ProviderName: Microsoft-Windows-GroupPolicy

TimeCreated            Id LevelDisplayName Message
-----------            -- ---------------- -------
5/4/2022 8:40:24 AM  8007 Information      Completed periodic policy processing for user User1 in 300 seconds

If the values in the payload do not match the types in the template, the event is logged but the payload contains an error.

Parameters

-Id

Specifies an event Id that is registered in the event provider.

Type:Int32
Position:1
Default value:None
Required:True
Accept pipeline input:False
Accept wildcard characters:False

-Payload

The payload is an array of values passed as positional arguments to the event template. The values are inserted into the template to construct the message for the event. Events can have multiple template versions that use different formats.

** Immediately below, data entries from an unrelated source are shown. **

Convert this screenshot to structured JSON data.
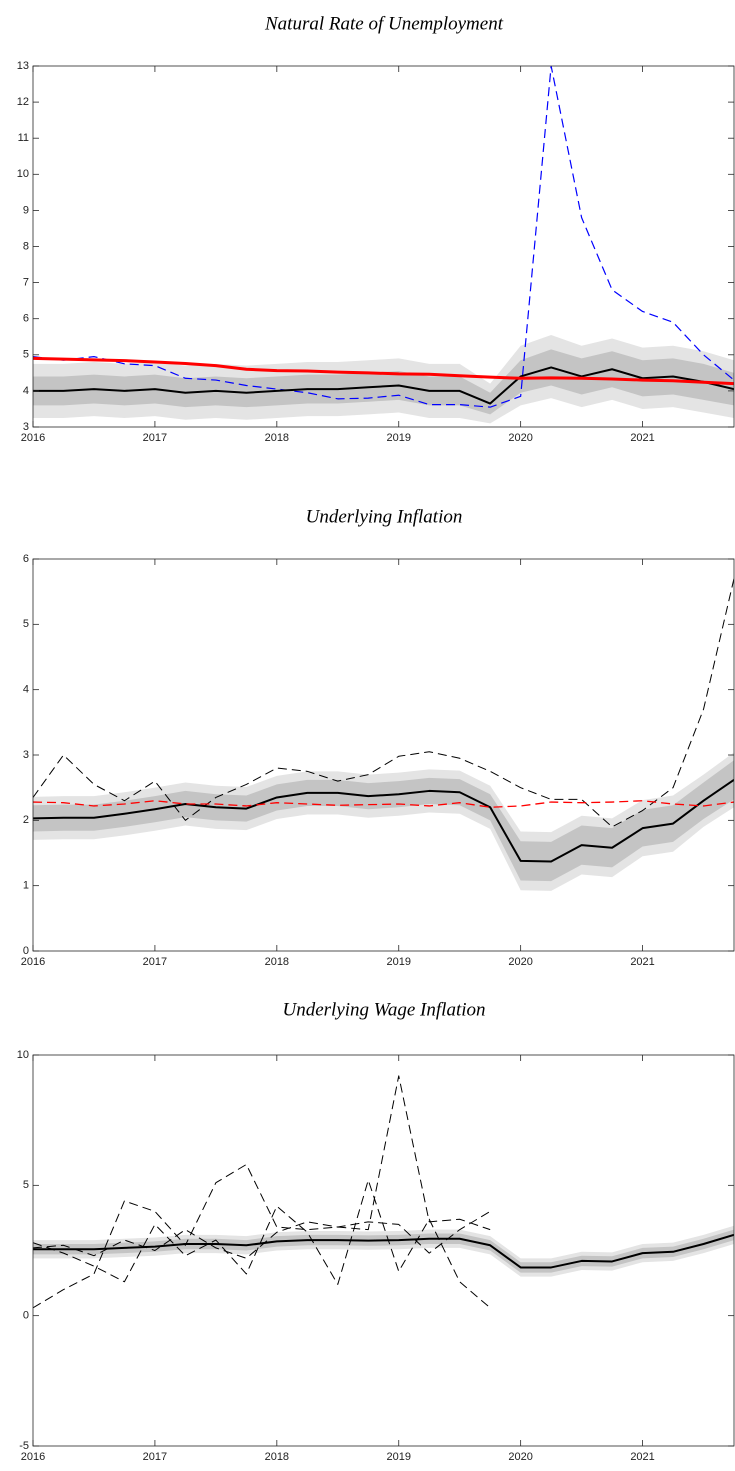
{
  "chart_data": [
    {
      "type": "line",
      "title": "Natural Rate of Unemployment",
      "x": [
        2016,
        2016.25,
        2016.5,
        2016.75,
        2017,
        2017.25,
        2017.5,
        2017.75,
        2018,
        2018.25,
        2018.5,
        2018.75,
        2019,
        2019.25,
        2019.5,
        2019.75,
        2020,
        2020.25,
        2020.5,
        2020.75,
        2021,
        2021.25,
        2021.5,
        2021.75
      ],
      "xlim": [
        2016,
        2021.75
      ],
      "xticks": [
        2016,
        2017,
        2018,
        2019,
        2020,
        2021
      ],
      "ylim": [
        3,
        13
      ],
      "yticks": [
        3,
        4,
        5,
        6,
        7,
        8,
        9,
        10,
        11,
        12,
        13
      ],
      "bands": [
        {
          "color": "#e4e4e4",
          "lower": [
            3.25,
            3.25,
            3.3,
            3.25,
            3.3,
            3.2,
            3.25,
            3.2,
            3.25,
            3.3,
            3.3,
            3.35,
            3.4,
            3.25,
            3.25,
            3.1,
            3.6,
            3.8,
            3.55,
            3.75,
            3.5,
            3.55,
            3.4,
            3.25
          ],
          "upper": [
            4.75,
            4.75,
            4.8,
            4.75,
            4.8,
            4.7,
            4.75,
            4.7,
            4.75,
            4.8,
            4.8,
            4.85,
            4.9,
            4.75,
            4.75,
            4.2,
            5.25,
            5.55,
            5.25,
            5.45,
            5.2,
            5.25,
            5.1,
            4.85
          ]
        },
        {
          "color": "#c4c4c4",
          "lower": [
            3.6,
            3.6,
            3.65,
            3.6,
            3.65,
            3.55,
            3.6,
            3.55,
            3.6,
            3.65,
            3.65,
            3.7,
            3.75,
            3.6,
            3.6,
            3.35,
            3.95,
            4.15,
            3.9,
            4.1,
            3.85,
            3.9,
            3.75,
            3.6
          ],
          "upper": [
            4.4,
            4.4,
            4.45,
            4.4,
            4.45,
            4.35,
            4.4,
            4.35,
            4.4,
            4.45,
            4.45,
            4.5,
            4.55,
            4.4,
            4.4,
            3.95,
            4.85,
            5.15,
            4.9,
            5.1,
            4.85,
            4.9,
            4.75,
            4.5
          ]
        }
      ],
      "series": [
        {
          "color": "#0000ff",
          "dashed": true,
          "width": 1.2,
          "values": [
            4.95,
            4.85,
            4.95,
            4.75,
            4.7,
            4.35,
            4.3,
            4.15,
            4.05,
            3.95,
            3.78,
            3.8,
            3.88,
            3.62,
            3.62,
            3.55,
            3.85,
            13.0,
            8.8,
            6.8,
            6.2,
            5.9,
            5.0,
            4.3
          ]
        },
        {
          "color": "#000000",
          "dashed": false,
          "width": 2,
          "values": [
            4.0,
            4.0,
            4.05,
            4.0,
            4.05,
            3.95,
            4.0,
            3.95,
            4.0,
            4.05,
            4.05,
            4.1,
            4.15,
            4.0,
            4.0,
            3.65,
            4.4,
            4.65,
            4.4,
            4.6,
            4.35,
            4.4,
            4.25,
            4.05
          ]
        },
        {
          "color": "#ff0000",
          "dashed": false,
          "width": 3,
          "values": [
            4.9,
            4.88,
            4.86,
            4.84,
            4.8,
            4.76,
            4.7,
            4.6,
            4.56,
            4.55,
            4.52,
            4.5,
            4.47,
            4.46,
            4.42,
            4.38,
            4.35,
            4.36,
            4.35,
            4.33,
            4.3,
            4.28,
            4.24,
            4.2
          ]
        }
      ]
    },
    {
      "type": "line",
      "title": "Underlying Inflation",
      "x": [
        2016,
        2016.25,
        2016.5,
        2016.75,
        2017,
        2017.25,
        2017.5,
        2017.75,
        2018,
        2018.25,
        2018.5,
        2018.75,
        2019,
        2019.25,
        2019.5,
        2019.75,
        2020,
        2020.25,
        2020.5,
        2020.75,
        2021,
        2021.25,
        2021.5,
        2021.75
      ],
      "xlim": [
        2016,
        2021.75
      ],
      "xticks": [
        2016,
        2017,
        2018,
        2019,
        2020,
        2021
      ],
      "ylim": [
        0,
        6
      ],
      "yticks": [
        0,
        1,
        2,
        3,
        4,
        5,
        6
      ],
      "bands": [
        {
          "color": "#e4e4e4",
          "lower": [
            1.7,
            1.71,
            1.71,
            1.77,
            1.84,
            1.92,
            1.87,
            1.85,
            2.02,
            2.09,
            2.09,
            2.04,
            2.07,
            2.12,
            2.1,
            1.87,
            0.93,
            0.92,
            1.17,
            1.13,
            1.45,
            1.52,
            1.9,
            2.2
          ],
          "upper": [
            2.36,
            2.37,
            2.37,
            2.43,
            2.5,
            2.58,
            2.53,
            2.51,
            2.68,
            2.75,
            2.75,
            2.7,
            2.73,
            2.78,
            2.76,
            2.53,
            1.83,
            1.82,
            2.07,
            2.03,
            2.31,
            2.38,
            2.7,
            3.04
          ]
        },
        {
          "color": "#c4c4c4",
          "lower": [
            1.83,
            1.84,
            1.84,
            1.9,
            1.97,
            2.05,
            2.0,
            1.98,
            2.15,
            2.22,
            2.22,
            2.17,
            2.2,
            2.25,
            2.23,
            2.0,
            1.08,
            1.07,
            1.32,
            1.28,
            1.6,
            1.67,
            2.02,
            2.32
          ],
          "upper": [
            2.23,
            2.24,
            2.24,
            2.3,
            2.37,
            2.45,
            2.4,
            2.38,
            2.55,
            2.62,
            2.62,
            2.57,
            2.6,
            2.65,
            2.63,
            2.4,
            1.68,
            1.67,
            1.92,
            1.88,
            2.16,
            2.23,
            2.58,
            2.92
          ]
        }
      ],
      "series": [
        {
          "color": "#000000",
          "dashed": true,
          "width": 1,
          "values": [
            2.35,
            3.0,
            2.55,
            2.3,
            2.6,
            2.0,
            2.35,
            2.55,
            2.8,
            2.75,
            2.6,
            2.7,
            2.98,
            3.05,
            2.95,
            2.75,
            2.5,
            2.32,
            2.32,
            1.9,
            2.15,
            2.5,
            3.7,
            5.7
          ]
        },
        {
          "color": "#000000",
          "dashed": false,
          "width": 2,
          "values": [
            2.03,
            2.04,
            2.04,
            2.1,
            2.17,
            2.25,
            2.2,
            2.18,
            2.35,
            2.42,
            2.42,
            2.37,
            2.4,
            2.45,
            2.43,
            2.2,
            1.38,
            1.37,
            1.62,
            1.58,
            1.88,
            1.95,
            2.3,
            2.62
          ]
        },
        {
          "color": "#ff0000",
          "dashed": true,
          "width": 1.3,
          "values": [
            2.28,
            2.27,
            2.22,
            2.25,
            2.3,
            2.25,
            2.25,
            2.22,
            2.27,
            2.25,
            2.23,
            2.24,
            2.25,
            2.22,
            2.27,
            2.2,
            2.22,
            2.28,
            2.27,
            2.28,
            2.3,
            2.25,
            2.22,
            2.28
          ]
        }
      ]
    },
    {
      "type": "line",
      "title": "Underlying Wage Inflation",
      "x": [
        2016,
        2016.25,
        2016.5,
        2016.75,
        2017,
        2017.25,
        2017.5,
        2017.75,
        2018,
        2018.25,
        2018.5,
        2018.75,
        2019,
        2019.25,
        2019.5,
        2019.75,
        2020,
        2020.25,
        2020.5,
        2020.75,
        2021,
        2021.25,
        2021.5,
        2021.75
      ],
      "xlim": [
        2016,
        2021.75
      ],
      "xticks": [
        2016,
        2017,
        2018,
        2019,
        2020,
        2021
      ],
      "ylim": [
        -5,
        10
      ],
      "yticks": [
        -5,
        0,
        5,
        10
      ],
      "bands": [
        {
          "color": "#e4e4e4",
          "lower": [
            2.2,
            2.2,
            2.2,
            2.25,
            2.3,
            2.4,
            2.4,
            2.35,
            2.5,
            2.55,
            2.55,
            2.53,
            2.55,
            2.6,
            2.6,
            2.35,
            1.5,
            1.5,
            1.75,
            1.73,
            2.05,
            2.1,
            2.4,
            2.75
          ],
          "upper": [
            2.9,
            2.9,
            2.9,
            2.95,
            3.0,
            3.1,
            3.1,
            3.05,
            3.2,
            3.25,
            3.25,
            3.23,
            3.25,
            3.3,
            3.3,
            3.05,
            2.2,
            2.2,
            2.45,
            2.43,
            2.75,
            2.8,
            3.1,
            3.45
          ]
        },
        {
          "color": "#c4c4c4",
          "lower": [
            2.35,
            2.35,
            2.35,
            2.4,
            2.45,
            2.55,
            2.55,
            2.5,
            2.65,
            2.7,
            2.7,
            2.68,
            2.7,
            2.75,
            2.75,
            2.5,
            1.65,
            1.65,
            1.9,
            1.88,
            2.2,
            2.25,
            2.55,
            2.9
          ],
          "upper": [
            2.75,
            2.75,
            2.75,
            2.8,
            2.85,
            2.95,
            2.95,
            2.9,
            3.05,
            3.1,
            3.1,
            3.08,
            3.1,
            3.15,
            3.15,
            2.9,
            2.05,
            2.05,
            2.3,
            2.28,
            2.6,
            2.65,
            2.95,
            3.3
          ]
        }
      ],
      "series": [
        {
          "color": "#000000",
          "dashed": true,
          "width": 1,
          "values": [
            0.3,
            1.0,
            1.6,
            4.4,
            4.0,
            2.7,
            5.1,
            5.8,
            3.4,
            3.3,
            3.4,
            3.3,
            9.2,
            3.6,
            3.7,
            3.3,
            null,
            null,
            null,
            null,
            null,
            null,
            null,
            null
          ]
        },
        {
          "color": "#000000",
          "dashed": true,
          "width": 1,
          "values": [
            2.8,
            2.4,
            1.9,
            1.3,
            3.5,
            2.3,
            2.9,
            1.6,
            4.2,
            3.2,
            1.2,
            5.2,
            1.7,
            3.7,
            1.3,
            0.3,
            null,
            null,
            null,
            null,
            null,
            null,
            null,
            null
          ]
        },
        {
          "color": "#000000",
          "dashed": true,
          "width": 1,
          "values": [
            2.6,
            2.7,
            2.3,
            2.9,
            2.5,
            3.3,
            2.6,
            2.2,
            3.2,
            3.6,
            3.4,
            3.6,
            3.5,
            2.4,
            3.3,
            4.0,
            null,
            null,
            null,
            null,
            null,
            null,
            null,
            null
          ]
        },
        {
          "color": "#000000",
          "dashed": false,
          "width": 2,
          "values": [
            2.55,
            2.55,
            2.55,
            2.6,
            2.65,
            2.75,
            2.75,
            2.7,
            2.85,
            2.9,
            2.9,
            2.88,
            2.9,
            2.95,
            2.95,
            2.7,
            1.85,
            1.85,
            2.1,
            2.08,
            2.4,
            2.45,
            2.75,
            3.1
          ]
        }
      ]
    }
  ]
}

If the values in the payload do not match the types in the template, the event is logged but the payload contains an error.

Type:Object[]
Position:2
Default value:None
Required:False
Accept pipeline input:False
Accept wildcard characters:False

-ProviderName

Specifies the event provider that writes the event to an event log, such as "Microsoft-Windows-PowerShell". An ETW event provider is a logical entity that writes events to ETW sessions.

Type:String
Position:0
Default value:None
Required:True
Accept pipeline input:False
Accept wildcard characters:False

-Version

Specifies the version number of the event. PowerShell converts the number to the required Byte type. The value specifies the version of the event when different versions of the same event are defined.

Type:Byte
Position:Named
Default value:None
Required:False
Accept pipeline input:False
Accept wildcard characters:False

Inputs

None

You can't pipe objects to this cmdlet.

Outputs

None

This cmdlet returns no output.

Notes

After the provider writes the event to an eventlog, you can use the Get-WinEvent cmdlet to get the event from the event log.